Hi Claus, I worked on it today an figured out, that the enhancement chain we are using currently can't even handle 100kb. Therefore I restricted the upload for the moment to 10kb after which the rest is cut off. The limit is hard coded so far. I have to discuss at first with the person who created the enhancement chains and with Matej whether we can use another one. After this I'm going to set the limit to 10mb.
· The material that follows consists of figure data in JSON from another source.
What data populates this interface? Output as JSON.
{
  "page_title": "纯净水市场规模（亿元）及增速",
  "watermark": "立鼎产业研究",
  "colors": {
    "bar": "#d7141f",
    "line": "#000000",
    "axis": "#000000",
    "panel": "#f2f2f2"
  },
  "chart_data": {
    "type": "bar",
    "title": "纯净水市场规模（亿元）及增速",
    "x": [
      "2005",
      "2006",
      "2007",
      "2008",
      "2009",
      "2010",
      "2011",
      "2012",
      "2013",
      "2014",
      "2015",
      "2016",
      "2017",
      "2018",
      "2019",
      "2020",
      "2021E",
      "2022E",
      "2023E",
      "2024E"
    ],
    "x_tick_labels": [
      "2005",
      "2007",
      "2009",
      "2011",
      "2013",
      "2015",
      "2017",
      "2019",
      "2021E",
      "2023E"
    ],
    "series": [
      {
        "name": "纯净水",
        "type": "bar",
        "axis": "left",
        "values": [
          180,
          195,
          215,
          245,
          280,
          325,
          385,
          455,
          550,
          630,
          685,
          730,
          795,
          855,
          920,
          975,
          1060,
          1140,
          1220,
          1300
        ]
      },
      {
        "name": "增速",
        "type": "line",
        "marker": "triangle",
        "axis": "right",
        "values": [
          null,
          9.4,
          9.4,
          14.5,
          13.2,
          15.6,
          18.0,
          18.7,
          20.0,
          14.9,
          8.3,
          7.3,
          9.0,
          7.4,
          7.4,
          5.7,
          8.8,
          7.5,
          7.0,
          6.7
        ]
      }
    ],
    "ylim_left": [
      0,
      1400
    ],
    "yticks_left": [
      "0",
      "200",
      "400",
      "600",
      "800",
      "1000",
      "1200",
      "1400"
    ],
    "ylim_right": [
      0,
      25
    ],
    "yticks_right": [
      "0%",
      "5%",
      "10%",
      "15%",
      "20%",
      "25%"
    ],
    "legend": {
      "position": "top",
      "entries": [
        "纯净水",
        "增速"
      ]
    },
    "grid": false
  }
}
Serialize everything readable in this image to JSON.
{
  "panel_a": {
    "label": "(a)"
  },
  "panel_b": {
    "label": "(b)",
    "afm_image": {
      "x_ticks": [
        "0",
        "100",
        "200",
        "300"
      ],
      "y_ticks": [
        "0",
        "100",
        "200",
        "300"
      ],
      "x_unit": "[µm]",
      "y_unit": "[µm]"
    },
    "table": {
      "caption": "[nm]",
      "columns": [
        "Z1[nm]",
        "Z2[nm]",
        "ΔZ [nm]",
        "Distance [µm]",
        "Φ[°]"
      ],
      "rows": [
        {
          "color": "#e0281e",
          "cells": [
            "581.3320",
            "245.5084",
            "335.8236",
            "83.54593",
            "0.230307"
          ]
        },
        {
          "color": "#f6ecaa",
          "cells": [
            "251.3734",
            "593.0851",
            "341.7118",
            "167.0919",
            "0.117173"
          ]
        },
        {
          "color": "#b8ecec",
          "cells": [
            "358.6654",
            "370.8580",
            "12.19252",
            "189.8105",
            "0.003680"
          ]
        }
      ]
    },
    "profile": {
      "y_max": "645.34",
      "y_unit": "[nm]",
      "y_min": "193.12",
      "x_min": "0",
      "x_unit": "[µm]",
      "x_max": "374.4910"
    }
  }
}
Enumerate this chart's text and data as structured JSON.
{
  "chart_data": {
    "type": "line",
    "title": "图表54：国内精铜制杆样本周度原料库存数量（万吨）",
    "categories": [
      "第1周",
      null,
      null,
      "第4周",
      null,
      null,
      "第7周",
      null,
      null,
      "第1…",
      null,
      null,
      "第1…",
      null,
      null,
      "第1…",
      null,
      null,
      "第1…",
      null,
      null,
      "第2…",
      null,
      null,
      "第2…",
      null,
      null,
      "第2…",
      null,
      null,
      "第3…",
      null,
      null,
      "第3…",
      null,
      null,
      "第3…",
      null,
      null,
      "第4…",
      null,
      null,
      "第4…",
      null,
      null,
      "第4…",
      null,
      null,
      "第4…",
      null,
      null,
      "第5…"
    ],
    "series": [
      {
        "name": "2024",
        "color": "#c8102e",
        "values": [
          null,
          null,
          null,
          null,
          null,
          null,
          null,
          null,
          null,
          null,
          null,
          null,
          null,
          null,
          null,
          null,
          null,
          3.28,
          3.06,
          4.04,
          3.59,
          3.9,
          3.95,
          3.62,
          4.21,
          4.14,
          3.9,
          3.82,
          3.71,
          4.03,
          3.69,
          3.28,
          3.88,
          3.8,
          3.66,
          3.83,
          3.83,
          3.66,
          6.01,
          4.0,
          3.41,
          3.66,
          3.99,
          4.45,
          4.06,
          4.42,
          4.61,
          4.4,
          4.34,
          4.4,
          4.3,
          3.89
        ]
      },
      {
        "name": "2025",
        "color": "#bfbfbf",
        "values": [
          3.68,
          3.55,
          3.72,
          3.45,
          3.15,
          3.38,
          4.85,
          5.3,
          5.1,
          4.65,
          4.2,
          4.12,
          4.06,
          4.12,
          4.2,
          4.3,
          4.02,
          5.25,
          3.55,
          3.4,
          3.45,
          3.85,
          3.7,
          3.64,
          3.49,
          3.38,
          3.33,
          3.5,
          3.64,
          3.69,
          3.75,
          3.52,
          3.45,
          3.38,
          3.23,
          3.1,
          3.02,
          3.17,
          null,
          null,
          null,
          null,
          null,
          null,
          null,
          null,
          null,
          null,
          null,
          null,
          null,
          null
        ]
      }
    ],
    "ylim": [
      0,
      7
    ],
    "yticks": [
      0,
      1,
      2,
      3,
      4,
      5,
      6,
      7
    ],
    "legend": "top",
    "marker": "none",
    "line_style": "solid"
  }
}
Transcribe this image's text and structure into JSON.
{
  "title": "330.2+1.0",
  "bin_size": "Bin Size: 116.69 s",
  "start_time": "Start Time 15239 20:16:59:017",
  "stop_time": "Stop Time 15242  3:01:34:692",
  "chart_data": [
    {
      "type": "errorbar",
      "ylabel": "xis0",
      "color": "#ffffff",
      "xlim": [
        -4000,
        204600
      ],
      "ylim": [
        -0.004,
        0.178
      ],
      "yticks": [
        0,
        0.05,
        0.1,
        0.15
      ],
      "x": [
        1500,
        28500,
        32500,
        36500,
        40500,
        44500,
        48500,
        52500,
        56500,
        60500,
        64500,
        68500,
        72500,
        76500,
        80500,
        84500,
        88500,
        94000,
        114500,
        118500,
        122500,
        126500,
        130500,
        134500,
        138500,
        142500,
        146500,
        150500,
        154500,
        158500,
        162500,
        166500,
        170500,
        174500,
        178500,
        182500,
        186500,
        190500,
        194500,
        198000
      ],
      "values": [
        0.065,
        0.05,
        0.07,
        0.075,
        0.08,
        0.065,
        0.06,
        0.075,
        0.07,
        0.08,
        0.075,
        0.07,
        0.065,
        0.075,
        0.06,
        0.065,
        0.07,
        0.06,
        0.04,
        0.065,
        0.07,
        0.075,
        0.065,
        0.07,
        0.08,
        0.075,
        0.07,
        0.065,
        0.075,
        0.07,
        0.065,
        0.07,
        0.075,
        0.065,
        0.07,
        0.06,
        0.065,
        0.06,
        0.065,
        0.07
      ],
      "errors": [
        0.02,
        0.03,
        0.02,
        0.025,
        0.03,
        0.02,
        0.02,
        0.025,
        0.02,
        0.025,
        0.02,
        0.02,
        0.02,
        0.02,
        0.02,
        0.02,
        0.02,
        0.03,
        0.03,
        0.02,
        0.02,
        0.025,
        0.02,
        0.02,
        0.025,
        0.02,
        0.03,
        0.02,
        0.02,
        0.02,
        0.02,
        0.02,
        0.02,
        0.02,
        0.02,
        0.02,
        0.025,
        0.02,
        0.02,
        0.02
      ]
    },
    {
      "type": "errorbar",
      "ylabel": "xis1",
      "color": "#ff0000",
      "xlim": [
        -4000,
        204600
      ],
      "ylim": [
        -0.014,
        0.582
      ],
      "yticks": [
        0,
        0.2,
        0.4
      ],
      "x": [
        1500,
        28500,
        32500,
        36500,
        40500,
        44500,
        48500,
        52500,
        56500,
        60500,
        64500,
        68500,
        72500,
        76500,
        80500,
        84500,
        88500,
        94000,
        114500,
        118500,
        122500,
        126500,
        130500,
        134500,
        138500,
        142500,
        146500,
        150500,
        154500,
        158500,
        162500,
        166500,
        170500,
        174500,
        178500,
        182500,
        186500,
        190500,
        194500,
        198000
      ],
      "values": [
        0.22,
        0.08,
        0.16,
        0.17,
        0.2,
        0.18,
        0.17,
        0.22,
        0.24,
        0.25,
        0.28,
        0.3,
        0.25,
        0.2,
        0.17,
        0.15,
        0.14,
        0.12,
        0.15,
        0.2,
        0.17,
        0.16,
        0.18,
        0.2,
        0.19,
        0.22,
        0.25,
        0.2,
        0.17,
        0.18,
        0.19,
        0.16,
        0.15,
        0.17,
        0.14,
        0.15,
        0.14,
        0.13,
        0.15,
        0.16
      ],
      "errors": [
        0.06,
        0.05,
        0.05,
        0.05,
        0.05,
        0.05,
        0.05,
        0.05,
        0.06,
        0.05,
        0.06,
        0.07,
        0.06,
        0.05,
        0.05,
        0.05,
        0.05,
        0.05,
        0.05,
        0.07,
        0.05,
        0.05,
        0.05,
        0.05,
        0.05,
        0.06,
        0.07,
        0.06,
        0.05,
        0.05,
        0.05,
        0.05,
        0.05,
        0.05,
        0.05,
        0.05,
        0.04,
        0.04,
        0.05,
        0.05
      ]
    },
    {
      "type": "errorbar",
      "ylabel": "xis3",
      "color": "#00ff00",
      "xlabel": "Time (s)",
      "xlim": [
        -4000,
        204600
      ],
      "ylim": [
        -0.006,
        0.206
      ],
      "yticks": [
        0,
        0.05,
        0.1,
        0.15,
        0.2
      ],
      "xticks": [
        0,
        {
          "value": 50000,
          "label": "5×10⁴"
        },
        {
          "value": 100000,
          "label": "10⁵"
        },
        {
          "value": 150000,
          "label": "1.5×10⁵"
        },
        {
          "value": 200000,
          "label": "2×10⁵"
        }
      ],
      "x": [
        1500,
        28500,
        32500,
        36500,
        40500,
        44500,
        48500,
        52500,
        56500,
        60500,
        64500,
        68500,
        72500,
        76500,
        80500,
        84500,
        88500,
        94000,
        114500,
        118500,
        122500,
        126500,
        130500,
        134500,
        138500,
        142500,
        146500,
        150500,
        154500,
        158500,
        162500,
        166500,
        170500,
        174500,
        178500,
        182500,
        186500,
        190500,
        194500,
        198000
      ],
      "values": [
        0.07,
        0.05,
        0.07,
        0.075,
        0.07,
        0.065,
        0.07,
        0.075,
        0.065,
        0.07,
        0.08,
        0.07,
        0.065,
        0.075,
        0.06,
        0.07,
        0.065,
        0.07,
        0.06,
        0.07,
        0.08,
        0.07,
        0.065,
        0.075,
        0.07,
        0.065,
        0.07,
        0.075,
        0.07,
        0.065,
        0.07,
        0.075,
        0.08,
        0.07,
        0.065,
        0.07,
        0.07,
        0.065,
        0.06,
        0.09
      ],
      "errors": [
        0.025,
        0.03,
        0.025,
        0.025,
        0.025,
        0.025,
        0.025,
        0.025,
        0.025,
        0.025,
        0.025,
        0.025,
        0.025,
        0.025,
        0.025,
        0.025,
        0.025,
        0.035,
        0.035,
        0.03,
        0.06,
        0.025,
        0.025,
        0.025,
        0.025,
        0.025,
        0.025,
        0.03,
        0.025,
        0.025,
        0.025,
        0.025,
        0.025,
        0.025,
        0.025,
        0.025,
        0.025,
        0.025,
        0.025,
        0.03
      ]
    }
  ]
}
by the way: I set the maxEnhancementJobWaitTime of stanbol to 5 minutes first but this produced just another kind of error
still working on it, since a file of 3.4 MB overextends most of our enhancement chains. A file size restriction of 10k is certainly too small but we have to introduce some size restriction anyway or we have to use a very simple chain which won't bring much benefit to the user
Thanks for keeping us up to date. It is indeed an interesting question what the minimum supported file size for applications connected to the switchboard should be. Something like a megabyte would come to mind (according to wikipedia roughly the equivalent of a typical English book volume in plain text format (500 pages × 2000 characters per page).
Do you know where the bottleneck is situated?
I'm not sure whether we can speak of a bottleneck since a serious enrichment takes time. The enhancement chain we used so for »contains administrative areas, cities, countries, universities, theatres, etc., this is the largest index we have«, (cit. Katalin). So we can either reduce the the quality or reduce the file size since I think increasing the timeout even more (currently 5 minutes) isn't really an option.
to come to an result I suggest to restrict the upload to 1 MB (text is simply cut of but processed with a message in the response) and I will discuss with Katalin which of our enhancement chains precesses the input within a reasonable period of time (<5min). Any objection to this approach?
This sounds like a reasonable approach as long as users are made aware of the fact that their input file has been truncated.
Upon invoking the Stanbol enricher I get a 302 response page. This seems to break the automatic input of the file from the LRS.